Мейбл снова кивнула на товар. Я прикоснулась, перевернула и взяла еще пару предметов. Одним из них была палочка размером с карандаш, но скрученная по всей длине. К моему удивлению, она была гладкой, как мрамор. Когда я поднесла ее поближе, чтобы рассмотреть странный узел на одном конце, перед моими глазами появилось лицо старика. На нем морщинами были высечены все тяготы его жизни, а длинная борода обвивала изгиб палки. Я почувствовала легкий трепет в груди, когда представила эту вещицу у папы на столе.
Я посмотрела на Мейбл. Ожидая моих дальнейших действий, она подарила мне беззубую улыбку и протянула руку.
— Прелесть, — сказала я, доставая из кошелька монетку.
— Ручонки мои теперь ни на что не годны, даже черешок никому подергать не могу.
Я в растерянности смотрела на нее, потому что вообще не поняла, что она хотела сказать. Не дождавшись нужного отклика, Мейбл спросила у Лиззи:
— Она че, дурочка?
— Нет, Мейбл, она просто не привыкла слышать такой своеобразный английский, как у тебя.
Когда мы вернулись в Саннисайд, я достала листок и карандаш. Лиззи отказалась объяснять мне, что значит «черешок», и лишь кивала или качала головой в ответ на мои предположения. По цвету ее лица я поняла, какое значение было правильным.
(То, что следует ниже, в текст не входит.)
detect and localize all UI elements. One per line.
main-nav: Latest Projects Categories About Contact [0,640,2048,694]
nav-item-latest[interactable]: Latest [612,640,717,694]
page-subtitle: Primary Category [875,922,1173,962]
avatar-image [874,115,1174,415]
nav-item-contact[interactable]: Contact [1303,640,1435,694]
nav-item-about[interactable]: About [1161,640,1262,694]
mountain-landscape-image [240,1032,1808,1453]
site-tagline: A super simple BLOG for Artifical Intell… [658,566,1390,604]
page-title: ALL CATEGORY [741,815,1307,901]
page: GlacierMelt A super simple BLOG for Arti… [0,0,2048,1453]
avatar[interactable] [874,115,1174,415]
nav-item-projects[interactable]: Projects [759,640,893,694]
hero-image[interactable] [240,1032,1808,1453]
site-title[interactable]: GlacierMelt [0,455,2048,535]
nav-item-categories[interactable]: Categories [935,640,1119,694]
Мы стали постоянно подходить к прилавку Мейбл. Мой словарный запас обогащался, а папа радовался новым безделушкам. Они поселились с ручками и карандашами в старой чаше для игральных костей, которая всегда стояла на его столе.
Мейбл кашляла и почти через каждое слово сплевывала комки густой мокроты. Мы навещали ее почти целый год, и каждый раз она болтала без умолку. Я думала, что кашель помешает ей разговаривать, но он не мешал, только речь ее стала неразборчивой. Мейбл снова закашлялась, и я протянула ей носовой платок, надеясь, что она прекратит плевать на каменную плитку рядом со своим стулом. Мейбл посмотрела на платок, но даже не шевельнулась, чтобы взять его.
— Не-а, девонька, и так сойдет, — сказала она, потом наклонилась и выплюнула на землю все, что скопилось во рту. Я вздрогнула, и ей это явно понравилось.
Пока я рассматривала товар, Мейбл болтала о криминальных, денежных и сексуальных сплетнях из соседних ларьков, изредка прерываясь, чтобы назвать мне цену той или иной вещички.
Среди потока ее сальных словечек пролетело одно, которое я уже раньше слышала, но Лиззи отрицала, что знает его значение, хотя по густому румянцу, залившему ее лицо, было понятно, что она врет.
—
— Пойдем, Эсме! — сказала Лиззи, схватив меня за руку.
—
— Эсме, нам пора, у нас полно дел.
— Что это значит? — спросила я.
— Что она чертова сука, — Мейбл послала злобный взгляд в сторону цветочной лавки.
— Мейбл, говори тише, — прошептала Лиззи. — Они выгонят тебя отсюда за твой язык, ты же знаешь.
Лиззи по-прежнему пыталась увести меня прочь.
— Но что именно это означает? — снова спросила я.
Мейбл улыбнулась, обнажая десны. Ей нравилось, когда я просила ее объяснить значение слов.
— Карандаш и бумагу взяла, девонька?
Я вырвала свою руку из тисков Лиззи.
— Иди, я тебя догоню.
— Эсме, если кто-то услышит это слово от тебя… Миссис Баллард узнает раньше, чем мы домой вернемся.